Similarly with young alcoholics, it is not the parent’s parenting skills but the messed-up brain chemistry. “Between 50% and 60% of the vulnerability to {alcoholism/addiction} is inherited.” (https://www.niaaa.nih.gov/alcohols-effects-health/alcohol-topics/health-topics-genetics-alcohol-use-disorder). I am not saying that parents can’t help in prevention of drug abuse, but eating too much sugar and having diabetes are just as different as abusing drugs and suffering from addiction. This is an important distinction, often blurred.
Who is responsible for addiction?
I began reading the work of Phyllis and David York, founders of ToughLove. To my amazement, I found that they too felt professionals had it wrong. Phyllis wrote:
“The therapists who assume that kids’ parents are responsible for their teenagers’ behavior are dramatically reducing the chances that the kids will change for the better. Why should they bother to change when the therapist has excused them and blamed their parents? Let Mom and Dad change. It’s their fault.” ~ *ToughLove Solutions*, p. 24
At this point I decided parents needed an advocate in the field of addiction recovery. My brother, Dr. Michael Marshall (professor emeritus at West Liberty University) and I designed several studies to assess recovery and treatment for teens.
We found some interesting results that were published in 4 peer-reviewed journals:
1. Young people treated with adults in adult centers had a recovery rate equal to the adults whereas young people treated in teen centers generally used more drugs coming out of treatment.
2. Professionals from teen treatment centers gave less stringent recovery plans to young addicts than older addicts and professionals in multi-generational centers tended to prescribe similar plans to both groups.
3. Young people with parents in recovery or other self-help groups were more likely to respond to treatment than those with parents who were not in community support groups.
So my advice to parents with addicted kids: Put them in a center that treats adults and young people in the same center (if you have a choice) and consider learning to sober-coach them.
You are not responsible for the bad choices of your young person, but you can help them make better choices given the right training. (Without the right training you become an enabler and often make the problem worse.)
You are not responsible for the brain chemistry of your addicted child (although allowing them to use at a young age increases at-risk children for addiction).

You are responsible to seek help for children in trouble with mind-altering chemicals.
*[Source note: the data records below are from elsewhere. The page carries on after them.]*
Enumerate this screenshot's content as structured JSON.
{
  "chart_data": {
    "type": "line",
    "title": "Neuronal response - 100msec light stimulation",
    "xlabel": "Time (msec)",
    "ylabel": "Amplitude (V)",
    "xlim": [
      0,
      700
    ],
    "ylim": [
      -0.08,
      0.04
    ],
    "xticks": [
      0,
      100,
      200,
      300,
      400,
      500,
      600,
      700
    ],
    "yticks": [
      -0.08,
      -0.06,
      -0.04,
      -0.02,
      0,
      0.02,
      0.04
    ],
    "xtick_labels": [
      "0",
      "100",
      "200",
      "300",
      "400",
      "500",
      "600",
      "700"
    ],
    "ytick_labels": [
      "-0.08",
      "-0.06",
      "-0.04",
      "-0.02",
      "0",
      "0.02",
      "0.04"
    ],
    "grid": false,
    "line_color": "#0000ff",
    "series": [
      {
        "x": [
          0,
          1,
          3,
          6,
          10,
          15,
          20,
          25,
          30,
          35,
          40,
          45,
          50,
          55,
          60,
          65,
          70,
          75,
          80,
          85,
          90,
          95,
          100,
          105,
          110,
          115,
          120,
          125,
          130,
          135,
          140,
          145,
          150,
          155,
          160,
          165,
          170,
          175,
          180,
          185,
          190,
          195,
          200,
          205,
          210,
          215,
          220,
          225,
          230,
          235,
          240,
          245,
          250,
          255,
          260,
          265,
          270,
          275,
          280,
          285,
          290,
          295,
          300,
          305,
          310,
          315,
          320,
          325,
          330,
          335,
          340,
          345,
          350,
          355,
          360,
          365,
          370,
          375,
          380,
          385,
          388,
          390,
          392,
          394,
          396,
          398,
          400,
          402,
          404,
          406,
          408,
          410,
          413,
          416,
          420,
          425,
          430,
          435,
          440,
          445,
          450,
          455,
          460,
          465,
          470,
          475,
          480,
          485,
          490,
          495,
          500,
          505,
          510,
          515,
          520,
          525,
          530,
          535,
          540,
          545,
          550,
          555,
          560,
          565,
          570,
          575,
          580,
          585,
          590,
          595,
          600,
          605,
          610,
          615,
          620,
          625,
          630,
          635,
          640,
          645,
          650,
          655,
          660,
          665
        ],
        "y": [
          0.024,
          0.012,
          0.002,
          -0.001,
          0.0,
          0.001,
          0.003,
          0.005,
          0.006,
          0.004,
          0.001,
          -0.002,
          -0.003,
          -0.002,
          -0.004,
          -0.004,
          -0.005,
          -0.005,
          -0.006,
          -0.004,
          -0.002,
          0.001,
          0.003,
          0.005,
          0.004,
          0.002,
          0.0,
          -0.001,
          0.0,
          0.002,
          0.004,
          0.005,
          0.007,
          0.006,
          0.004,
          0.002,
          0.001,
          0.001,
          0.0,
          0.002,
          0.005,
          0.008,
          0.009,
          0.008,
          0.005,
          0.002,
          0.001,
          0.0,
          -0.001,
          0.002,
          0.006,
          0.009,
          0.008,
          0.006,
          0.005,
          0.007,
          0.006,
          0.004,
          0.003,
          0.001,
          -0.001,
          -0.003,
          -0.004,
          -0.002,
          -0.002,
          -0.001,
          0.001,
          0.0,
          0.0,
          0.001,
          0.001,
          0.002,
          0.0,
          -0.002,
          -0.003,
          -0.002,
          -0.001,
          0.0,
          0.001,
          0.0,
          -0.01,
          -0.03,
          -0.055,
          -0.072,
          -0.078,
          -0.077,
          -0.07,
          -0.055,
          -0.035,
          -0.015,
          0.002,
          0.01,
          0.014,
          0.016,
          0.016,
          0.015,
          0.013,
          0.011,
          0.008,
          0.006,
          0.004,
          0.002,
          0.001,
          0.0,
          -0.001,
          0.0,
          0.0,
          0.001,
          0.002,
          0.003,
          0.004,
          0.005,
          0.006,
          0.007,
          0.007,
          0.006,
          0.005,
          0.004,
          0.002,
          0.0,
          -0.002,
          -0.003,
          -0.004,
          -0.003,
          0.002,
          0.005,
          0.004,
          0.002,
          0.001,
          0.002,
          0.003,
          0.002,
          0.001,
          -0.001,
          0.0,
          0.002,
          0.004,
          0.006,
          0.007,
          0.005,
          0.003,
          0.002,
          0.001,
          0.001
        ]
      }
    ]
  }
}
Just like you would be responsible to get help for them if they had juvenile diabetes. But if the health care professional you choose doesn’t recognize the difference between abuse and addiction or excludes the disease merely on the basis of a young age, find another health care professional.
If the health care professional you chose tells you that you are the cause of your son’s or daughter’s choices and/or their disease, find another health care professional.
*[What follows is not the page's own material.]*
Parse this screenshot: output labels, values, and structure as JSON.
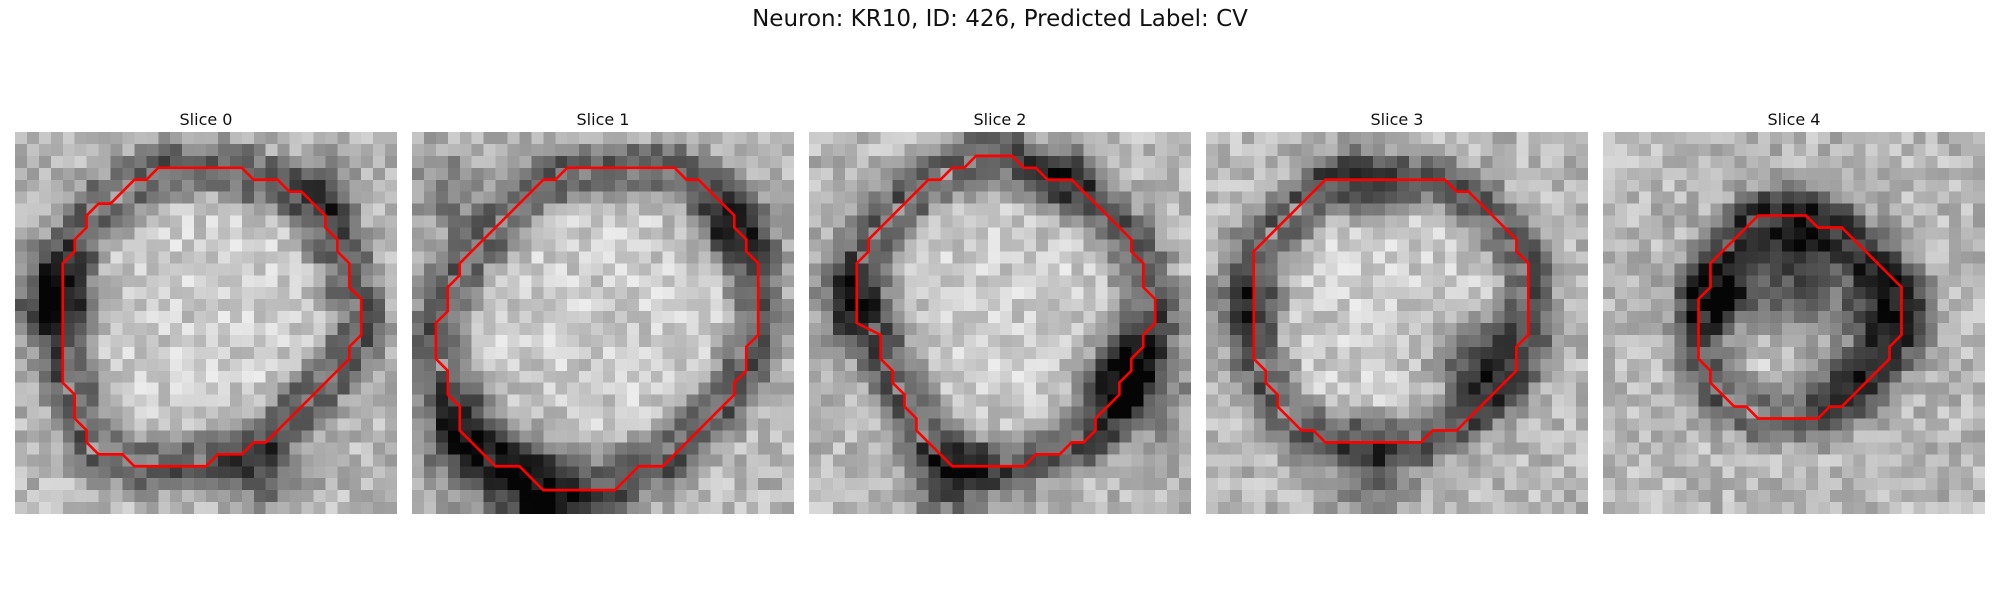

Why? Because if addiction is a disease, then it may strike anyone at anytime. Addiction isn’t “infectious” and your kids won’t “catch” it from you (although your DNA may have contributed).
Addiction is a functional disease (see the graph) that means a part of the body doesn’t function properly and causes dis-ease, such as heart disease or COPD.
So does this mean you can’t help them? Not at all. There are many things a parent can do to help their addicted child, but taking the blame isn’t one of them.
So let’s retire the blame game for good: find the right health-care professional, learn the science of this inherited brain disease, and step into your real power, as the sober coach and advocate your teen actually needs.